2022-09-25 06:16:00 | 映画の感想(た行)
 (原題:TAPS)81年作品。アメリカ映画界では、70年代末からベトナム戦争に題材を求めたものが目立ってきた。当然のことながら、それらは反戦のメッセージを伴っていたり、国家と戦争、および個人の関係性をシビアに捉えたものばかりである。本作はベトナムものではないが、戦争の実相を描出しているという意味で、確実に当時のトレンドの中に位置する一本である。

 マサチューセッツ州バンカーヒルにある全寮制の陸軍幼年学校は、開校以来約150年にわたって12歳から18歳までの少年たちを軍のエリートに育成する役割を担い、実績を上げてきた。ところが夏休みを前にした時期に、当学校は次年度いっぱいで閉校になることが発表される。ミリタリー・アカデミーは時代錯誤な存在であるという世論が大きくなり、土地開発のために廃止が決まったのだった。



 そんな折、校長のベイシュ将軍が過失致死傷の容疑で逮捕されたのを切っ掛けに、学校の即時閉鎖が決定される。納得できない生徒会長のブライアンは、在校生に呼びかけて武装した上で抗議の籠城に踏み切る。学校の周りを包囲した州軍の指揮官カービー大佐が説得にあたるが、生徒たちの決心は固かった。デヴァリー・フリーマンによる同名小説の映画化だ。

 幼年学校とはいっても、本格的な訓練が実施されるために戦争を始められるような大量の銃火器が学内に保管されていることに驚かされる。もちろん生徒たちには目的外使用は固く禁じられてはいるが、彼らもそれらは教材に過ぎないと思っている。ただし反面、究極的にはその兵器は社会規律を遵守するための道具として機能させるものであることも叩き込まれている。ならば彼らの身近に社会正義に反する事態が勃発した際は、実力行使も辞さないという思考形態に行き着くことも、十分考えられるのだ。

 生徒たちが信じるのは秩序と名誉である。だがそれは個人が作り出すのではなく、国家が認めたときに初めて発生する。国家、つまりは“公”の概念の基本になるものをスルーしてしまえば、どんなに大義名分があろうとも、兵力の行使はただの犯罪に過ぎない。ならば国家自体に秩序と名誉を担うだけの資格が無い場合はどうなるのかというと、それもまた戦闘行為は不当なものであるという主張をも、この映画は訴えている。

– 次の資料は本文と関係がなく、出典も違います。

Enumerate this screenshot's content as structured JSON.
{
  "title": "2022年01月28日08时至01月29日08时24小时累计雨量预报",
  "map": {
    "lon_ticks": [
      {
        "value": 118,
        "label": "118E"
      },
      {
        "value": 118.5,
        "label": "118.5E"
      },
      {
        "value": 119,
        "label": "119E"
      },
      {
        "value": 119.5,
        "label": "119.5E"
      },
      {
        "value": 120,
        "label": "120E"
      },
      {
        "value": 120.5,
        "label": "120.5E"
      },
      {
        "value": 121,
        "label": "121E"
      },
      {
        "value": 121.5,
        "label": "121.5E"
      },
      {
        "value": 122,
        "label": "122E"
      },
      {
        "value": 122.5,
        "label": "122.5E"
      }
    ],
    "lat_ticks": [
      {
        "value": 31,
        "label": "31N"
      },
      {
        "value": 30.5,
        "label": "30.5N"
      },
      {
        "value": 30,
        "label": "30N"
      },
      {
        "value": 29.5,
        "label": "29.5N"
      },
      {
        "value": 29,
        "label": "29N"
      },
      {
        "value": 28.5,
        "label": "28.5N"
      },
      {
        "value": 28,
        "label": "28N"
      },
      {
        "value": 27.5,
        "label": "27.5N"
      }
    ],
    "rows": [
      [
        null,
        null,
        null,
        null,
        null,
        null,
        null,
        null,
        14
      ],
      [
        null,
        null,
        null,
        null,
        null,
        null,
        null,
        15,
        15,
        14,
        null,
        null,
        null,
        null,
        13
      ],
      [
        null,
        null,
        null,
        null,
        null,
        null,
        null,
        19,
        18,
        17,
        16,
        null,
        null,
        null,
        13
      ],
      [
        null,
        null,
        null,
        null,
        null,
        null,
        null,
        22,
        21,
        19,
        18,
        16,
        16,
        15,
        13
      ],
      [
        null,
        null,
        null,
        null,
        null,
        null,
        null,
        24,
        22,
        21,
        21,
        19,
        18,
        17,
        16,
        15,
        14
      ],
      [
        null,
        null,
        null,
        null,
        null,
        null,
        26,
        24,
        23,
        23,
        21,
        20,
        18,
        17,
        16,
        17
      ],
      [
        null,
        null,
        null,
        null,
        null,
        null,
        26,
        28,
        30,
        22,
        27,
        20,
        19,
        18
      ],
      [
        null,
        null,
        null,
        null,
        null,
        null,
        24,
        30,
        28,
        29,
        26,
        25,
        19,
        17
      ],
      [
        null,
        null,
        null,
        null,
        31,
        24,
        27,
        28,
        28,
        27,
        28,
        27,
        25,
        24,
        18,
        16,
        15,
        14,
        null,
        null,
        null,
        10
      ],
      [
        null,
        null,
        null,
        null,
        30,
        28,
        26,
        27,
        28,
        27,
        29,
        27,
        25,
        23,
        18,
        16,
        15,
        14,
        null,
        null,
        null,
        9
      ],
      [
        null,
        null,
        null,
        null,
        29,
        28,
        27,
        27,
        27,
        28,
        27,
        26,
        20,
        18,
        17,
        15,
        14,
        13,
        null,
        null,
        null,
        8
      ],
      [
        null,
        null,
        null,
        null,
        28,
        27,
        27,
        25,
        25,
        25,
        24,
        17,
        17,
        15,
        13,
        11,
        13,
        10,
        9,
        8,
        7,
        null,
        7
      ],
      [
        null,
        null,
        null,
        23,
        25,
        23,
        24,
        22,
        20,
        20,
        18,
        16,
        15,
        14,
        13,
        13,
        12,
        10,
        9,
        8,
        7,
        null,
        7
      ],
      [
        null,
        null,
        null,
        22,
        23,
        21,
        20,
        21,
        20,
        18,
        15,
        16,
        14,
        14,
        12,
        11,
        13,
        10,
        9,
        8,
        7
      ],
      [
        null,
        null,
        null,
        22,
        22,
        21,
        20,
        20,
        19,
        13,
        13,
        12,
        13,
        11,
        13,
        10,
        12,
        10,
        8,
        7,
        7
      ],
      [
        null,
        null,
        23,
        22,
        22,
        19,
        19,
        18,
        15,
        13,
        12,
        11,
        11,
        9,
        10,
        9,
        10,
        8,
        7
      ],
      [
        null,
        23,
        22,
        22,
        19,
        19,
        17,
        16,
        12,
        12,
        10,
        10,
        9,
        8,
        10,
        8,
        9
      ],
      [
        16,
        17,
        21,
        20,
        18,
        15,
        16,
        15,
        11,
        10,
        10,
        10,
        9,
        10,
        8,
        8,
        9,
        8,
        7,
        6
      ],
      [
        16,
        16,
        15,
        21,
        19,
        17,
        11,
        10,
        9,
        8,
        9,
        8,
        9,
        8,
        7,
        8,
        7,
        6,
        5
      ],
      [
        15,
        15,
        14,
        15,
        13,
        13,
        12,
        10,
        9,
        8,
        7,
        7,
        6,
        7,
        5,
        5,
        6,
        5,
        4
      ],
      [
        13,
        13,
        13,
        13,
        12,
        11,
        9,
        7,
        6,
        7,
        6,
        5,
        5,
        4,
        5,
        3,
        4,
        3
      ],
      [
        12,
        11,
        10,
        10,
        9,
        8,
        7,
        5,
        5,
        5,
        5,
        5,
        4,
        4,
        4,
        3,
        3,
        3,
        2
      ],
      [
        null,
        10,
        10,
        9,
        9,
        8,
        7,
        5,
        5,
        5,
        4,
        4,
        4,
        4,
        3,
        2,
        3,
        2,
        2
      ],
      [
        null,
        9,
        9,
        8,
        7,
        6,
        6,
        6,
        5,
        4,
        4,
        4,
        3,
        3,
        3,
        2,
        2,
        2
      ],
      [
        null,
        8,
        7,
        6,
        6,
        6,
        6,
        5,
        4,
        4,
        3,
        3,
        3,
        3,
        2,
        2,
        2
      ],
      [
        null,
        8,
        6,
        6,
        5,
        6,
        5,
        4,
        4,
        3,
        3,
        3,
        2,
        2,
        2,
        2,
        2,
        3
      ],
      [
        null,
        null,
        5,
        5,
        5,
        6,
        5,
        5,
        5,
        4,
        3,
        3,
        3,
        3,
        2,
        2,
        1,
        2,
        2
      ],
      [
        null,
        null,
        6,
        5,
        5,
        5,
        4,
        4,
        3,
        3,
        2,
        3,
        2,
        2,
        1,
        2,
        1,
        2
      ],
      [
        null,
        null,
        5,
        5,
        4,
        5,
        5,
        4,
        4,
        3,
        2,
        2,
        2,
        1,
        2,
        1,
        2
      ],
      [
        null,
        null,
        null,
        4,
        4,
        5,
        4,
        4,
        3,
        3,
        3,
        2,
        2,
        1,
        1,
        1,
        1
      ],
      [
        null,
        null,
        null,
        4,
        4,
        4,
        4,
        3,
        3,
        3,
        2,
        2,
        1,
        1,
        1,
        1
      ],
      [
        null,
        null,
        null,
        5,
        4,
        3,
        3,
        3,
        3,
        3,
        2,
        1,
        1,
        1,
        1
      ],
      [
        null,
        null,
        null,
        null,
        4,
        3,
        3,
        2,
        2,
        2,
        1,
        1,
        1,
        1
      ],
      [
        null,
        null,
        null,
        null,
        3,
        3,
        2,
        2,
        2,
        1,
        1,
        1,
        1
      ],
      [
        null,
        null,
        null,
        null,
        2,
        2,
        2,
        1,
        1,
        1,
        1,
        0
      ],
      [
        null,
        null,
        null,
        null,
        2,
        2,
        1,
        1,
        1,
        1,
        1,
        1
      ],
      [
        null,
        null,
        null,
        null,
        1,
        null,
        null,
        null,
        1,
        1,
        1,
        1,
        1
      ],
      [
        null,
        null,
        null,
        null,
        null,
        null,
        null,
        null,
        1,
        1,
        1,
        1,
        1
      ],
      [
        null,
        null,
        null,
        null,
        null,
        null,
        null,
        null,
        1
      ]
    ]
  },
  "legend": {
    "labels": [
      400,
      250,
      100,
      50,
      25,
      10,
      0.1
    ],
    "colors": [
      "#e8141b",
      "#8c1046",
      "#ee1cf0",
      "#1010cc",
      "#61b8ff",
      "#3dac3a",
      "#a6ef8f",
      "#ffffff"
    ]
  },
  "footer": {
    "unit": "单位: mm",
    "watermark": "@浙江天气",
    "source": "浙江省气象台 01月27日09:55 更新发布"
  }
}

 どんなに崇高な目的があっても、登場人物たちの目の前で展開するのは生身の人間が犠牲になる地獄絵図だ。彼らは自分たちが信じてきた認識が間違っていたことを知るのだが、一方で実力行使を目的化した極端な考えに走る者もいる。そのような行為が終盤の惨劇に繋がるのだが、それもまた人間の多面性の一つだと達観しているあたりが本作の意識の高さを示している。

 ハロルド・ベッカーの演出は強靱で、観る者を最後まで引っ張ってゆく。ジョージ・C・スコットやロニー・コックスらベテランはもとより、ティモシー・ハットンやショーン・ペンなど、当時売り出し中の若手が顔を揃えているのも見どころだ。またデビュー間もないトム・クルーズが重要な役で出ているのも要チェック。オーウェン・ロイズマンの撮影、モーリス・ジャールの音楽、共に万全だ。